Female IBD patients (18-45yrs) were enrolled pre-conception (PC) or at each trimester of pregnancy (T[n]). At each visit, women were grouped by clinical disease activity using the modified Harvey Bradshaw Index (mHBI) for Crohn's disease, and the partial Mayo score for ulcerative colitis. Women with a mHBI>5 or a partial Mayo score >2 were identified as having clinically active disease. FCP on a first morning stool was determined using the Quantum Blue High Range reader.
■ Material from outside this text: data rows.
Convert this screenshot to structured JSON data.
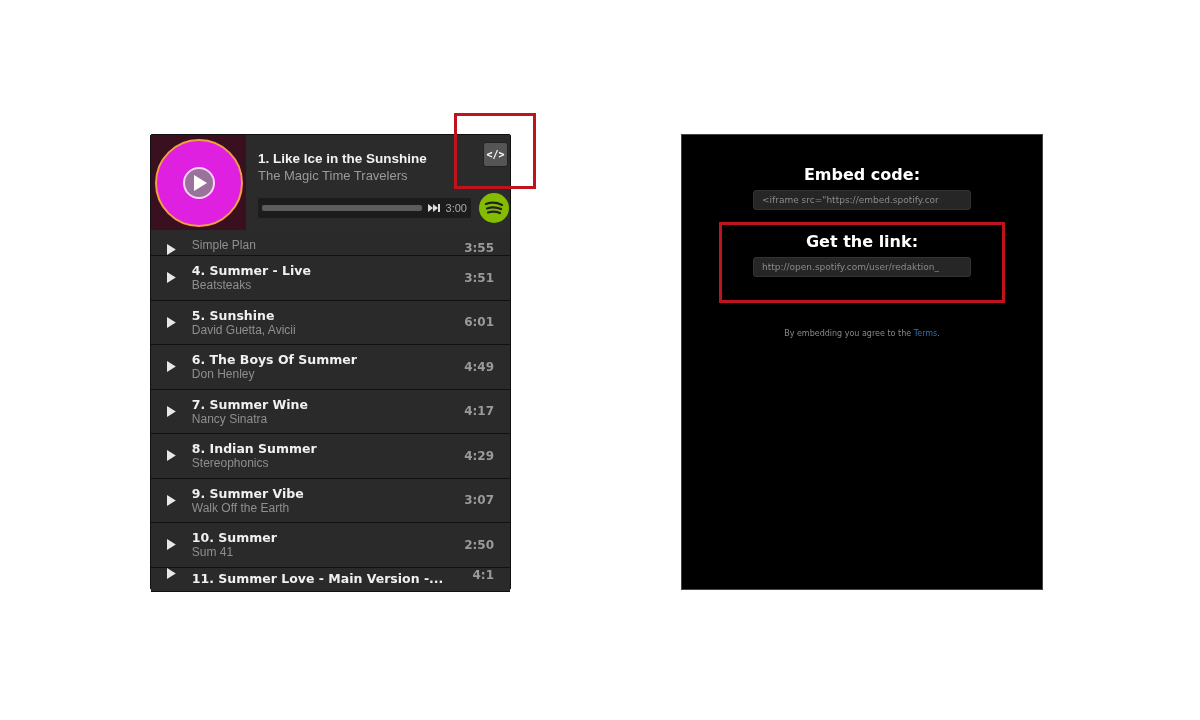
{
  "player": {
    "now_playing": {
      "title": "1. Like Ice in the Sunshine",
      "artist": "The Magic Time Travelers",
      "time": "3:00",
      "level": 0
    },
    "embed_button": {
      "label": "</>",
      "highlighted": true
    },
    "tracks": [
      {
        "artist": "Simple Plan",
        "duration": "3:55"
      },
      {
        "title": "4. Summer - Live",
        "artist": "Beatsteaks",
        "duration": "3:51"
      },
      {
        "title": "5. Sunshine",
        "artist": "David Guetta, Avicii",
        "duration": "6:01"
      },
      {
        "title": "6. The Boys Of Summer",
        "artist": "Don Henley",
        "duration": "4:49"
      },
      {
        "title": "7. Summer Wine",
        "artist": "Nancy Sinatra",
        "duration": "4:17"
      },
      {
        "title": "8. Indian Summer",
        "artist": "Stereophonics",
        "duration": "4:29"
      },
      {
        "title": "9. Summer Vibe",
        "artist": "Walk Off the Earth",
        "duration": "3:07"
      },
      {
        "title": "10. Summer",
        "artist": "Sum 41",
        "duration": "2:50"
      },
      {
        "title": "11. Summer Love - Main Version -...",
        "duration": "4:1"
      }
    ]
  },
  "embed_panel": {
    "embed": {
      "heading": "Embed code:",
      "value": "<iframe src=\"https://embed.spotify.cor"
    },
    "link": {
      "heading": "Get the link:",
      "value": "http://open.spotify.com/user/redaktion_",
      "highlighted": true
    },
    "terms": {
      "text": "By embedding you agree to the",
      "link": "Terms",
      "end": "."
    }
  }
}
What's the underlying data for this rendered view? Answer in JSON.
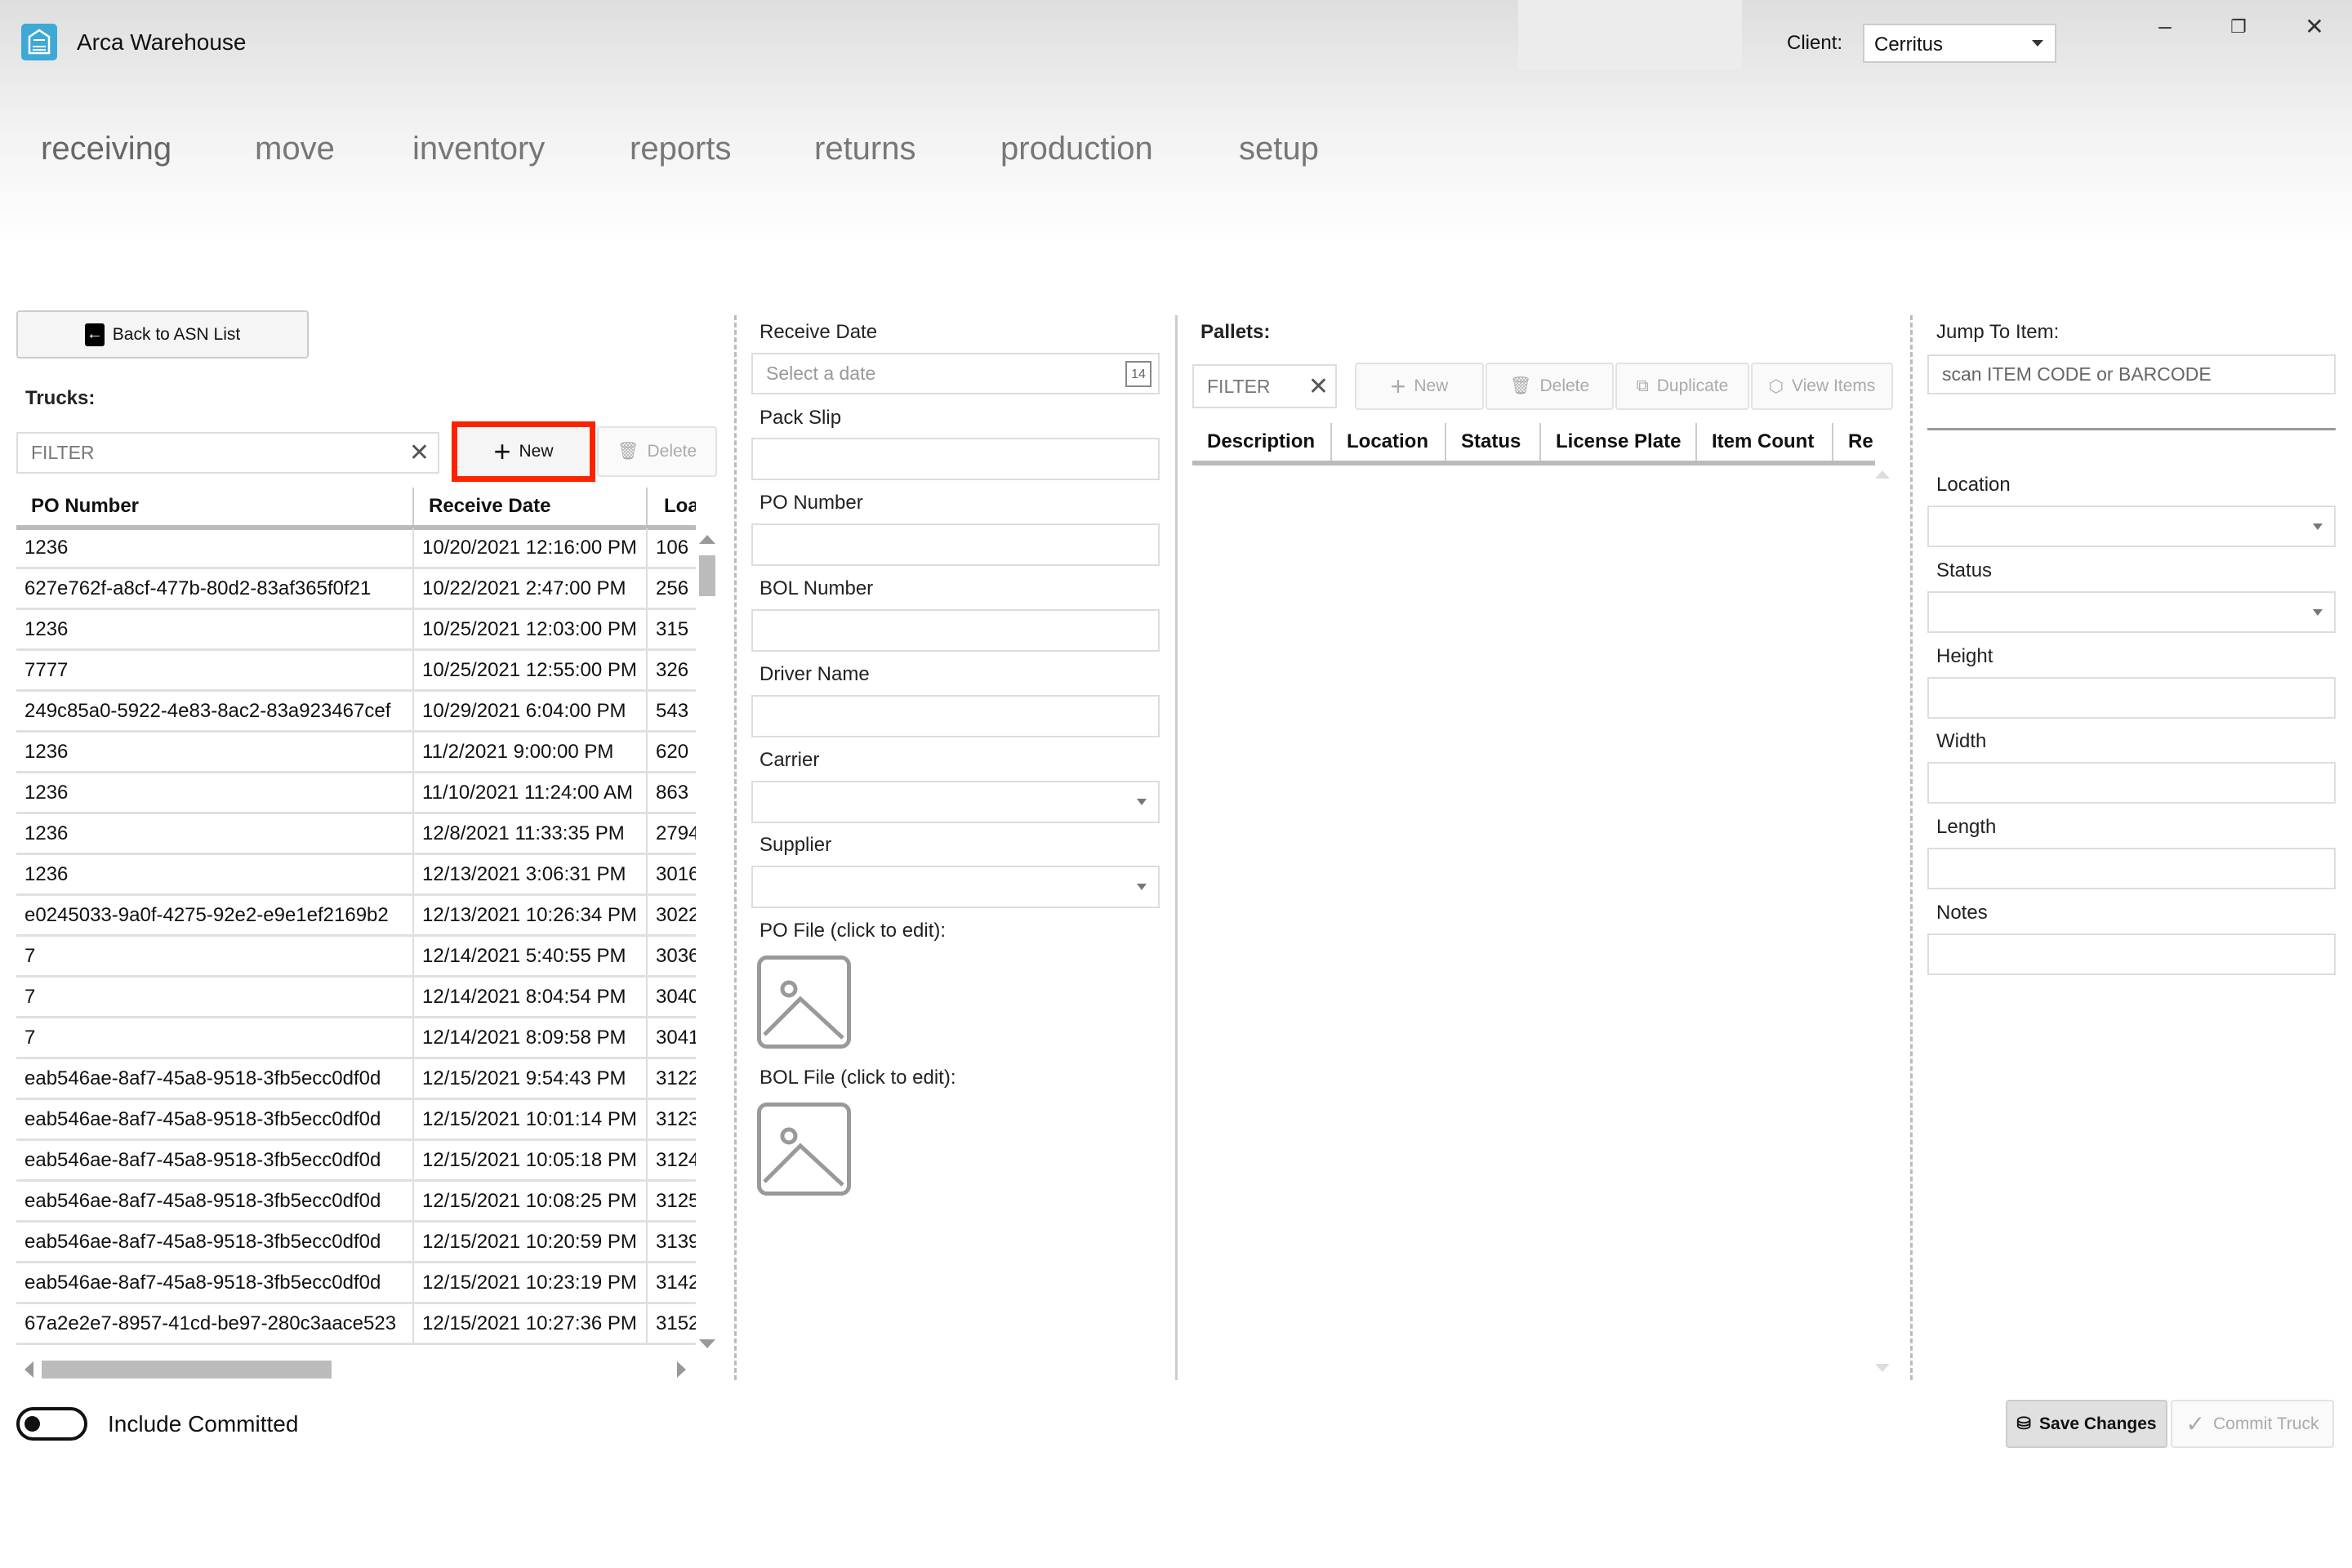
{
  "app": {
    "title": "Arca Warehouse",
    "client_label": "Client:",
    "client_value": "Cerritus",
    "window": {
      "minimize": "–",
      "restore": "❐",
      "close": "✕"
    }
  },
  "nav": [
    "receiving",
    "move",
    "inventory",
    "reports",
    "returns",
    "production",
    "setup"
  ],
  "nav_active": "receiving",
  "trucks": {
    "back_label": "Back to ASN List",
    "title": "Trucks:",
    "filter_placeholder": "FILTER",
    "new_label": "New",
    "delete_label": "Delete",
    "columns": [
      "PO Number",
      "Receive Date",
      "Loa"
    ],
    "rows": [
      [
        "1236",
        "10/20/2021 12:16:00 PM",
        "106"
      ],
      [
        "627e762f-a8cf-477b-80d2-83af365f0f21",
        "10/22/2021 2:47:00 PM",
        "256"
      ],
      [
        "1236",
        "10/25/2021 12:03:00 PM",
        "315"
      ],
      [
        "7777",
        "10/25/2021 12:55:00 PM",
        "326"
      ],
      [
        "249c85a0-5922-4e83-8ac2-83a923467cef",
        "10/29/2021 6:04:00 PM",
        "543"
      ],
      [
        "1236",
        "11/2/2021 9:00:00 PM",
        "620"
      ],
      [
        "1236",
        "11/10/2021 11:24:00 AM",
        "863"
      ],
      [
        "1236",
        "12/8/2021 11:33:35 PM",
        "2794"
      ],
      [
        "1236",
        "12/13/2021 3:06:31 PM",
        "3016"
      ],
      [
        "e0245033-9a0f-4275-92e2-e9e1ef2169b2",
        "12/13/2021 10:26:34 PM",
        "3022"
      ],
      [
        "7",
        "12/14/2021 5:40:55 PM",
        "3036"
      ],
      [
        "7",
        "12/14/2021 8:04:54 PM",
        "3040"
      ],
      [
        "7",
        "12/14/2021 8:09:58 PM",
        "3041"
      ],
      [
        "eab546ae-8af7-45a8-9518-3fb5ecc0df0d",
        "12/15/2021 9:54:43 PM",
        "3122"
      ],
      [
        "eab546ae-8af7-45a8-9518-3fb5ecc0df0d",
        "12/15/2021 10:01:14 PM",
        "3123"
      ],
      [
        "eab546ae-8af7-45a8-9518-3fb5ecc0df0d",
        "12/15/2021 10:05:18 PM",
        "3124"
      ],
      [
        "eab546ae-8af7-45a8-9518-3fb5ecc0df0d",
        "12/15/2021 10:08:25 PM",
        "3125"
      ],
      [
        "eab546ae-8af7-45a8-9518-3fb5ecc0df0d",
        "12/15/2021 10:20:59 PM",
        "3139"
      ],
      [
        "eab546ae-8af7-45a8-9518-3fb5ecc0df0d",
        "12/15/2021 10:23:19 PM",
        "3142"
      ],
      [
        "67a2e2e7-8957-41cd-be97-280c3aace523",
        "12/15/2021 10:27:36 PM",
        "3152"
      ]
    ],
    "include_committed_label": "Include Committed",
    "include_committed": false
  },
  "form": {
    "receive_date_label": "Receive Date",
    "receive_date_placeholder": "Select a date",
    "calendar_day": "14",
    "pack_slip_label": "Pack Slip",
    "pack_slip": "",
    "po_number_label": "PO Number",
    "po_number": "",
    "bol_number_label": "BOL Number",
    "bol_number": "",
    "driver_name_label": "Driver Name",
    "driver_name": "",
    "carrier_label": "Carrier",
    "carrier": "",
    "supplier_label": "Supplier",
    "supplier": "",
    "po_file_label": "PO File (click to edit):",
    "bol_file_label": "BOL File (click to edit):"
  },
  "pallets": {
    "title": "Pallets:",
    "filter_placeholder": "FILTER",
    "new_label": "New",
    "delete_label": "Delete",
    "duplicate_label": "Duplicate",
    "view_items_label": "View Items",
    "columns": [
      "Description",
      "Location",
      "Status",
      "License Plate",
      "Item Count",
      "Re"
    ],
    "rows": []
  },
  "item": {
    "jump_label": "Jump To Item:",
    "jump_placeholder": "scan ITEM CODE or BARCODE",
    "location_label": "Location",
    "status_label": "Status",
    "height_label": "Height",
    "width_label": "Width",
    "length_label": "Length",
    "notes_label": "Notes"
  },
  "actions": {
    "save_label": "Save Changes",
    "commit_label": "Commit Truck"
  },
  "colors": {
    "brand": "#3fa9d6",
    "highlight": "#ff2200"
  }
}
To examine the association of FCP with clinical disease activity, we compared, at each visit, the median FCP of the women with clinically active disease to those with clinically inactive disease.

Results

Seventeen patients (median age 33.0 (IQR 28.0 - 37.0) years were seen over 19 visits. There were 7 women with Crohn's disease (7 data sets) and 10 with ulcerative colitis. There were 4 PC visits, 2 T1 visits (median gestational age 10.50 weeks), 6 T2 visits (median gestational age 23.36 weeks), and 7 T3 visits (median gestationla age 30.37 weeks). The median FCP of the women with clinically active disease was numerically higher than the median FCP of women with inactive disease at all time points: PC (950 vs 438 mg/kg; p=1.00), T1 (no active vs 973 mg/kg), T2 (1200 v. 140 mg/kg; p=0.40), T3 (1510 v. 134 mg/kg; p=0.486), respectively. Women with ulcerative colitis had higher FCP throughout pregnancy than women with Crohn's disease (Figure 1).

 

ECCOJC jju027 P279 F0001

“Figure 1. Fecal calprotectin and disease activity during preconception and pregnancy in women with IBD”

 

Conclusion

Women with IBD who had clinically active disease during preconception and pregnancy had higher fecal calprotectin levels than women who had clinically inactive disease. Fecal calprotectin has the potential to be used as a biomarker for assessing disease activity during pregnancy in women with IBD.